Gloss varnish is used to achieve a shiny finish to the label which has a degree of reflectivity to it. A gloss varnish can also be used to achieve a higher slip factor on the labels if friction is a consideration for the labels.
Matt varnish is used to significantly reduce the reflectivity of the substrate and achieve a flatter looking label with a very low sheen.
Satin varnish is used to achieve a look between gloss and matt but it sits more towards the matt side.
Tactile varnish is used to achieve textured feel with a super-matt look. The varnish can be printed with a plate to emulate grains, patterns or an embedded background image/logo on the label.
HIGH BUILD VARNISH
High Build varnish is achieved through the screen printing process and is used to add a gloss varnish which protrudes from the label to help enhance a brand-name, image or logo in an eye catching fashion. High Build can also be useful in simulating textures such as wood grain or leather. It is also a “new” way of simulating embossing on a label.

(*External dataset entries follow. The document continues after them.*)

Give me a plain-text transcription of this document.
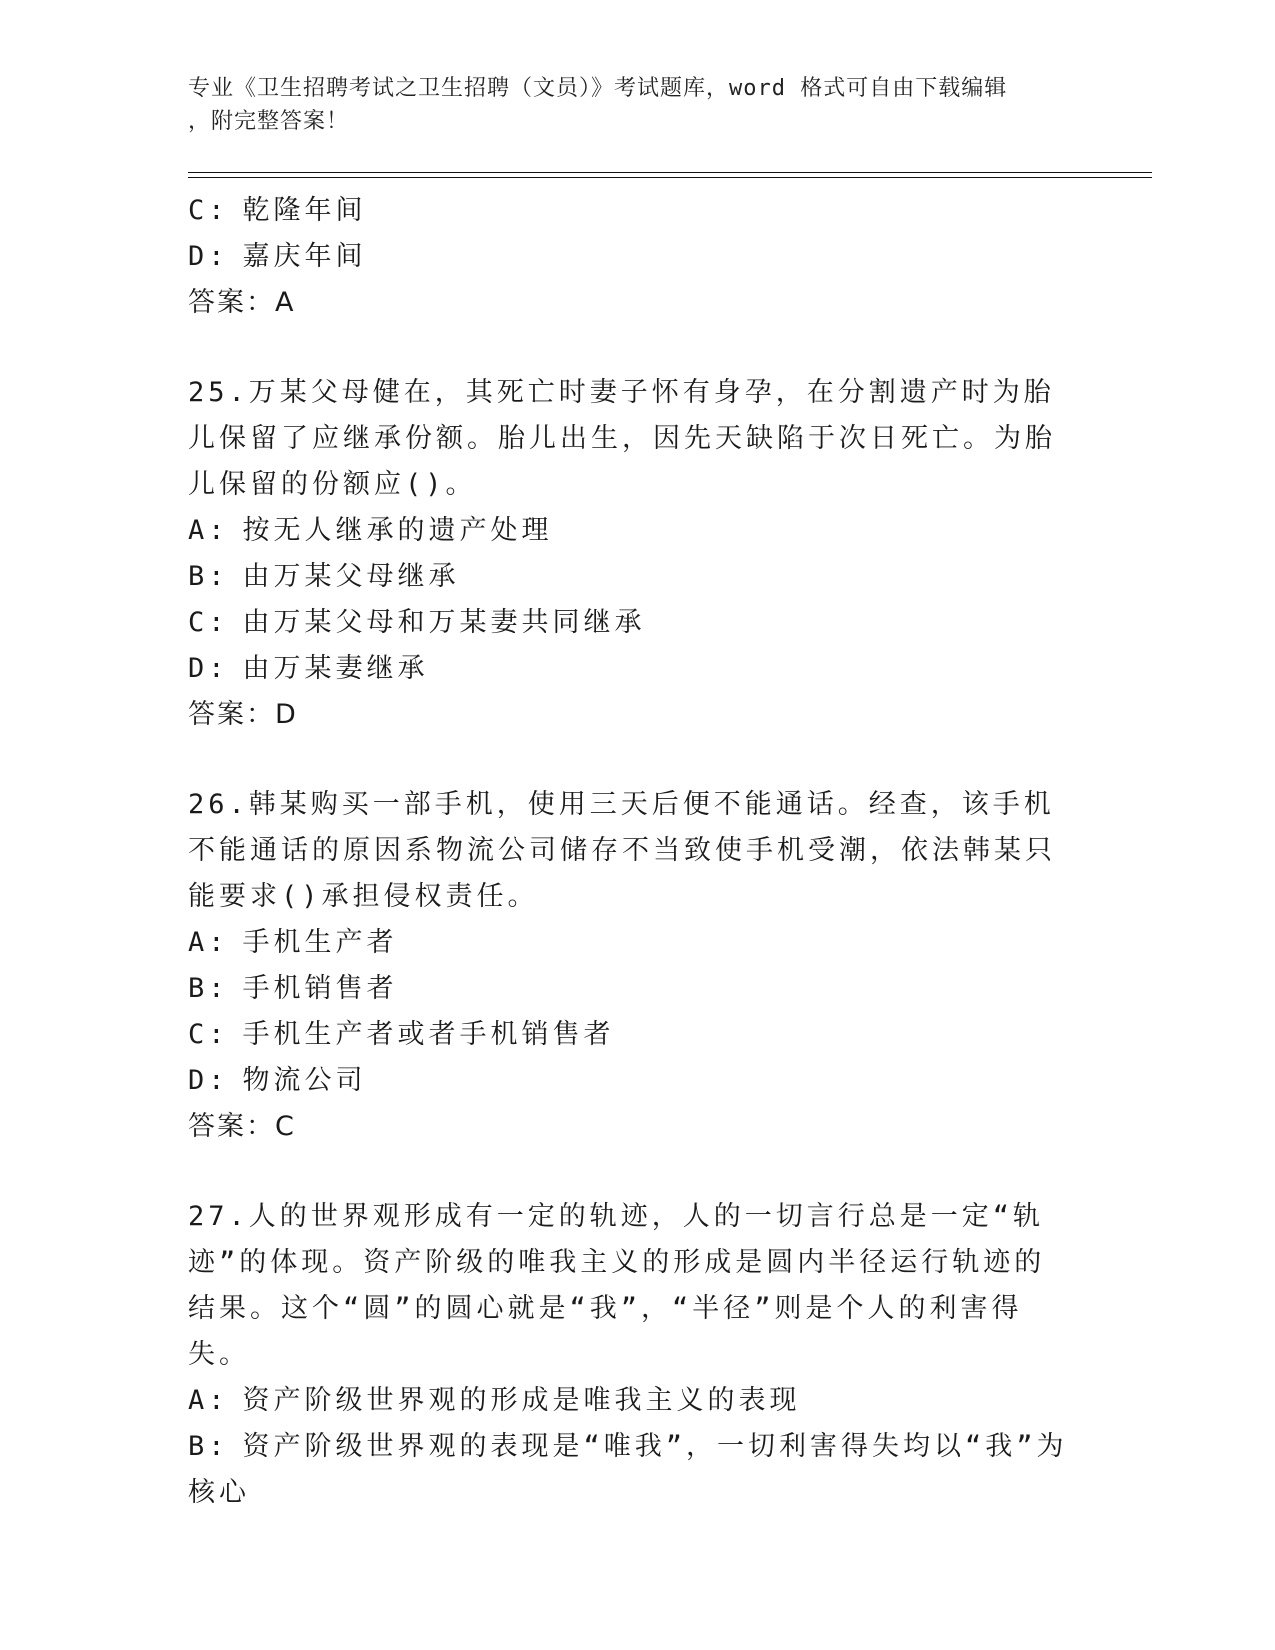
专业《卫生招聘考试之卫生招聘（文员）》考试题库，word 格式可自由下载编辑
，附完整答案！
C: 乾隆年间
D: 嘉庆年间
答案：A
25.万某父母健在，其死亡时妻子怀有身孕，在分割遗产时为胎儿保留了应继承份额。胎儿出生，因先天缺陷于次日死亡。为胎儿保留的份额应()。
A: 按无人继承的遗产处理
B: 由万某父母继承
C: 由万某父母和万某妻共同继承
D: 由万某妻继承
答案：D
26.韩某购买一部手机，使用三天后便不能通话。经查，该手机不能通话的原因系物流公司储存不当致使手机受潮，依法韩某只能要求()承担侵权责任。
A: 手机生产者
B: 手机销售者
C: 手机生产者或者手机销售者
D: 物流公司
答案：C
27.人的世界观形成有一定的轨迹，人的一切言行总是一定“轨迹”的体现。资产阶级的唯我主义的形成是圆内半径运行轨迹的结果。这个“圆”的圆心就是“我”，“半径”则是个人的利害得失。
A: 资产阶级世界观的形成是唯我主义的表现
B: 资产阶级世界观的表现是“唯我”，一切利害得失均以“我”为核心
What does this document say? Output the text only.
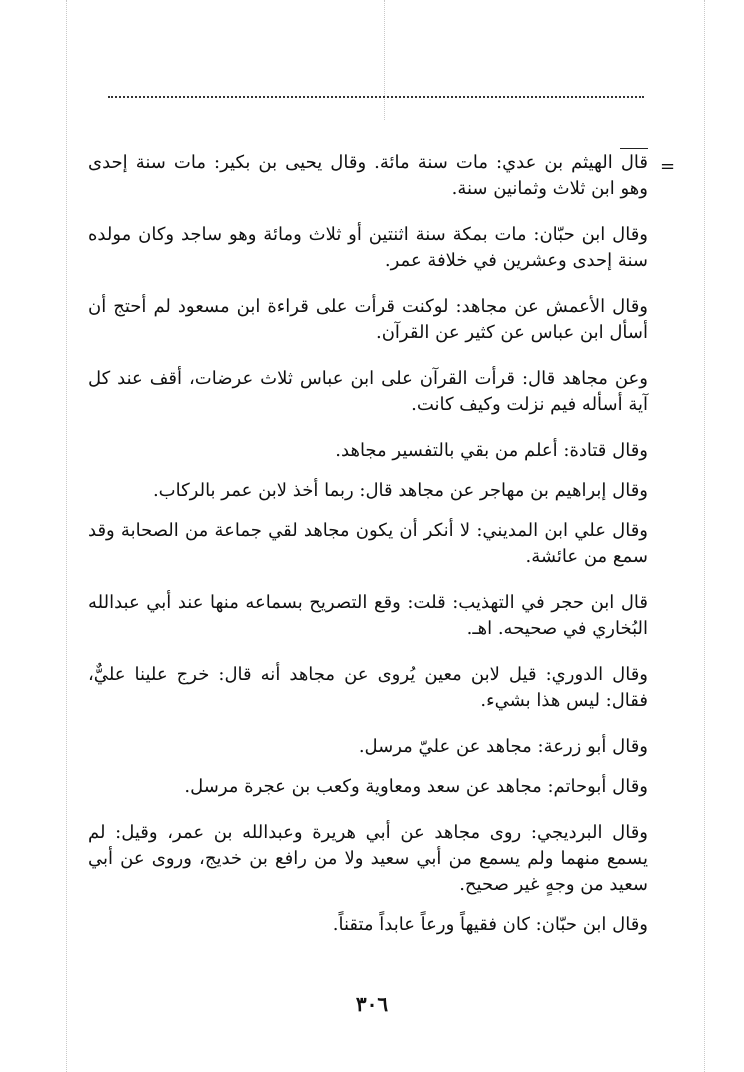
=

قال الهيثم بن عدي: مات سنة مائة. وقال يحيى بن بكير: مات سنة إحدى وهو ابن ثلاث وثمانين سنة.

وقال ابن حبّان: مات بمكة سنة اثنتين أو ثلاث ومائة وهو ساجد وكان مولده سنة إحدى وعشرين في خلافة عمر.

وقال الأعمش عن مجاهد: لوكنت قرأت على قراءة ابن مسعود لم أحتج أن أسأل ابن عباس عن كثير عن القرآن.

وعن مجاهد قال: قرأت القرآن على ابن عباس ثلاث عرضات، أقف عند كل آية أسأله فيم نزلت وكيف كانت.

وقال قتادة: أعلم من بقي بالتفسير مجاهد.

وقال إبراهيم بن مهاجر عن مجاهد قال: ربما أخذ لابن عمر بالركاب.

وقال علي ابن المديني: لا أنكر أن يكون مجاهد لقي جماعة من الصحابة وقد سمع من عائشة.

قال ابن حجر في التهذيب: قلت: وقع التصريح بسماعه منها عند أبي عبدالله البُخاري في صحيحه. اهـ.

وقال الدوري: قيل لابن معين يُروى عن مجاهد أنه قال: خرج علينا عليٌّ، فقال: ليس هذا بشيء.

وقال أبو زرعة: مجاهد عن عليّ مرسل.

وقال أبوحاتم: مجاهد عن سعد ومعاوية وكعب بن عجرة مرسل.

وقال البرديجي: روى مجاهد عن أبي هريرة وعبدالله بن عمر، وقيل: لم يسمع منهما ولم يسمع من أبي سعيد ولا من رافع بن خديج، وروى عن أبي سعيد من وجهٍ غير صحيح.

وقال ابن حبّان: كان فقيهاً ورعاً عابداً متقناً.

٣٠٦
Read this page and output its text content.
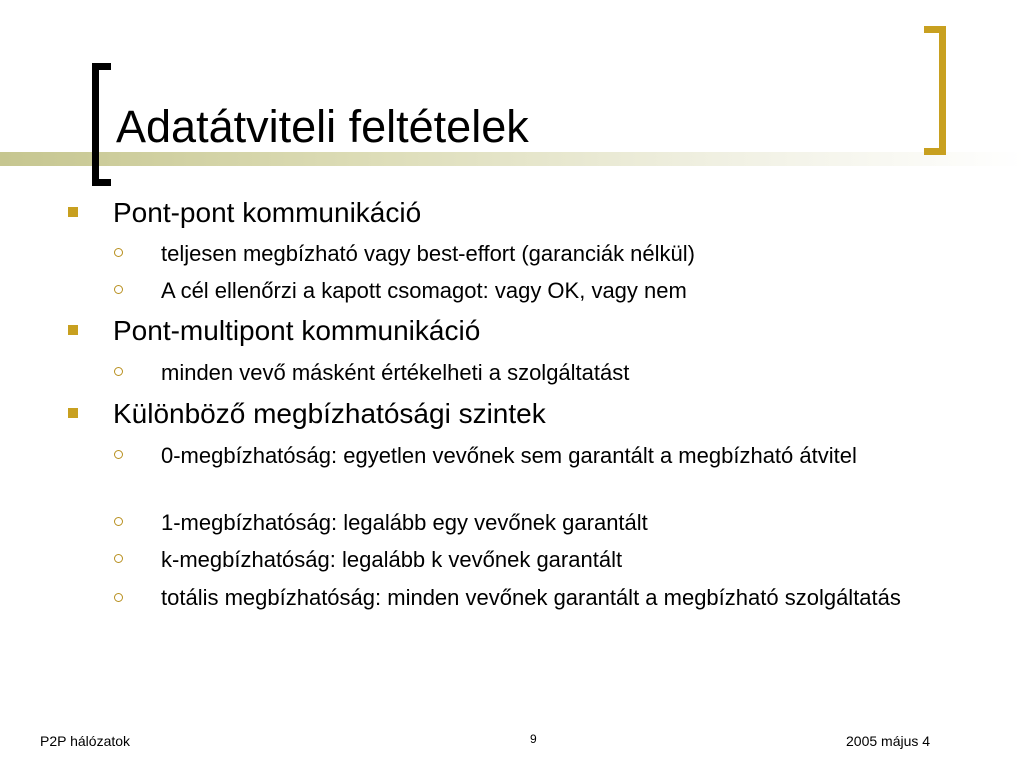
Adatátviteli feltételek
Pont-pont kommunikáció
teljesen megbízható vagy best-effort (garanciák nélkül)
A cél ellenőrzi a kapott csomagot: vagy OK, vagy nem
Pont-multipont kommunikáció
minden vevő másként értékelheti a szolgáltatást
Különböző megbízhatósági szintek
0-megbízhatóság: egyetlen vevőnek sem garantált a megbízható átvitel
1-megbízhatóság: legalább egy vevőnek garantált
k-megbízhatóság: legalább k vevőnek garantált
totális megbízhatóság: minden vevőnek garantált a megbízható szolgáltatás
P2P hálózatok	9	2005 május 4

Gloss lamination is very similar to gloss varnish however is provides an extra level of protection for the labels. Lamination is also used to increase the rigidity and thickness of a substrate (mainly synthetics) to assist in overcoming application/dispensing issues.
Matt lamination has a more unique finish and looks more like a silky satin than matt; it also provides an extra level of protection for the labels. Lamination is also used to increase the rigidity and thickness of a substrate (mainly synthetics) to assist in overcoming application/dispensing issues.
Hot foil as the name suggests uses heat (approx. 170 degrees Celsius) to transfer the foil material onto the substrate. Through the transfer process the foil die leaves a natural embossing of the stock as well as the foil material. This process is preferred when printing on textured or uncoated materials and for fine type/line work. Labelhouse has some access to some high quality tooling producers which allow us to foil images others consider too difficult.
Cold foil is transferred onto the substrate through the use of a printing plate, a set of rollers and cold foil adhesive. It is suited to printing on coated substrates with a smooth printing surface. You can be extremely innovative in the use of cold foil as we have flexibility to move the unit on our press. In essence you can print a solid image with silver cold foil and then print a 4 colour process image over the top to achieve a foil with all of the colours of the rainbow whilst utilising the single foil colour. Labelhouse would be happy to discuss more options with you to add value to your brand.
Embossing uses two plates (male and female) to indent the substrate with an image, graining or text. The embossing plates are either a hardened photo polymer plate or bronze plates. It is commonly used to add additional texture to a stock or highlight other design elements. Labelhouse has access to suppliers who can produce multi-tier embossing tooling to achieve different levels within your embossing. It is best to speak with your Account Manager at the design stage if you are thinking of incorporating embossing to see what is possible.